I was listening to a panel discussion at a conference, and realized that I was rating the ability and intelligence of the panelists based on their speaking ability.
Now if I do this, it’s likely that others do so as well. Which led me to ask myself, is speaking ability overrated?
As someone who considers himself an excellent speaker, and has the evidence to back it up, from being chosen to teach the subject at Stanford, to the many times I have been the top-rated speaker at a conference, I likely have a bias towards valuing speaking ability.
Yet at the same time, I can’t help but think that speaking ability is overrated. The ability to quickly compose and deliver appealing sound bits is certainly one form of intelligence, but is it as generalizable as we think?
Speaking ability doesn’t correlate perfectly with intelligence, work ethic, or other such positive characteristics. It doesn’t mean that the person’s opinions are correct.
I had coffee with some friends who told me how obsessed they were with “WeCrashed,” the mini-series starring Jared Leto (yes, of Morbius fame) and Anne Hathaway as Adam and Rebekah Neumann (of WeWork infamy). I haven’t seen the show, but they detailed how as you watch the show, Leto as Neumann is so charismatic that despite the fact that you know he destroyed more shareholder value than any other entrepreneur in history, you start liking and rooting for him.

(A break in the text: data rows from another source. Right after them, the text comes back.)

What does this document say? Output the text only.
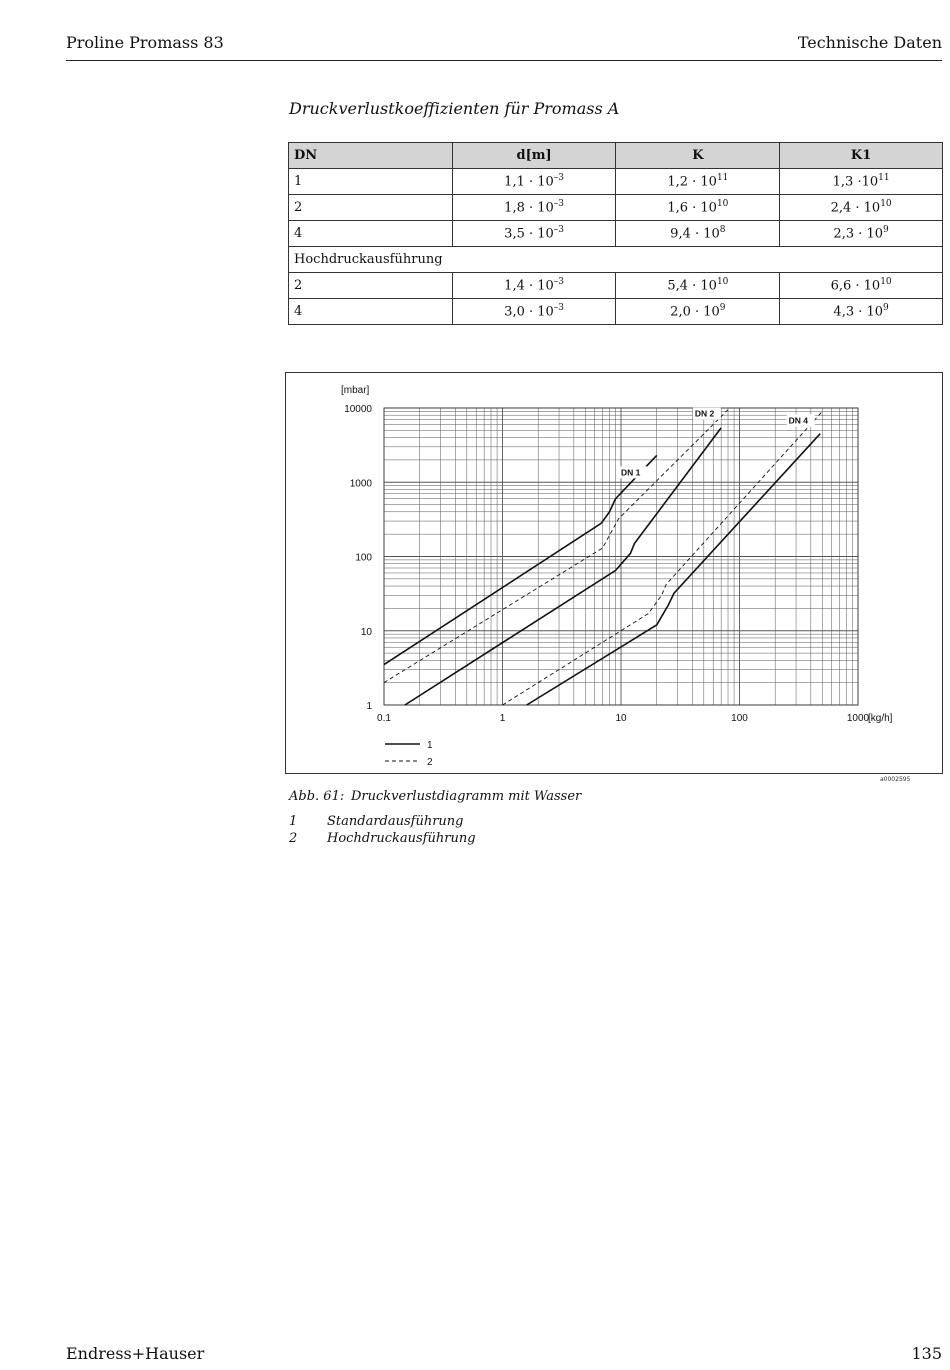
Proline Promass 83	Technische Daten
Druckverlustkoeffizienten für Promass A
DN	d[m]	K	K1
1	$1,1 \cdot 10^{-3}$	$1,2 \cdot 10^{11}$	$1,3 \cdot 10^{11}$
2	$1,8 \cdot 10^{-3}$	$1,6 \cdot 10^{10}$	$2,4 \cdot 10^{10}$
4	$3,5 \cdot 10^{-3}$	$9,4 \cdot 10^8$	$2,3 \cdot 10^9$
Hochdruckausführung			
2	$1,4 \cdot 10^{-3}$	$5,4 \cdot 10^{10}$	$6,6 \cdot 10^{10}$
4	$3,0 \cdot 10^{-3}$	$2,0 \cdot 10^9$	$4,3 \cdot 10^9$
0.1	1	10	100	1000
1
10
100
1000
10000
[mbar]
[kg/h]
DN 1
DN 2
DN 4
1
2
a0002595
Abb. 61: Druckverlustdiagramm mit Wasser
1 Standardausführung
2 Hochdruckausführung
Endress+Hauser	135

That sort of charisma, which combines speaking ability and Leto’s absurd handsomeness is incredibly powerful. Yet as WeCrashed eventually reminds us, it can blind us to incompetence and corruption.
I think that in the end, how we rate speaking ability depends on the context.
Speaking ability is incredibly powerful in the fields of communication and persuasion. Think of Martin Luther King, Jr., or a great teacher. This means that speaking ability is essential to catalyzing mass movements and mindset change.
Yet there is no moral valence to speaking ability; Adolf Hitler rose to power because of his remarkable speaking ability, which certainly catalyzed a mass movement and mindset change…much to the detriment of the world.
What this all suggests is that simply evaluating speaking ability on its own is not enough. To properly rate a person’s impact, positive or negative, requires us to further ask to what extent their goals require communications or persuasion, and to what extent we consider those goals good, neutral, or evil.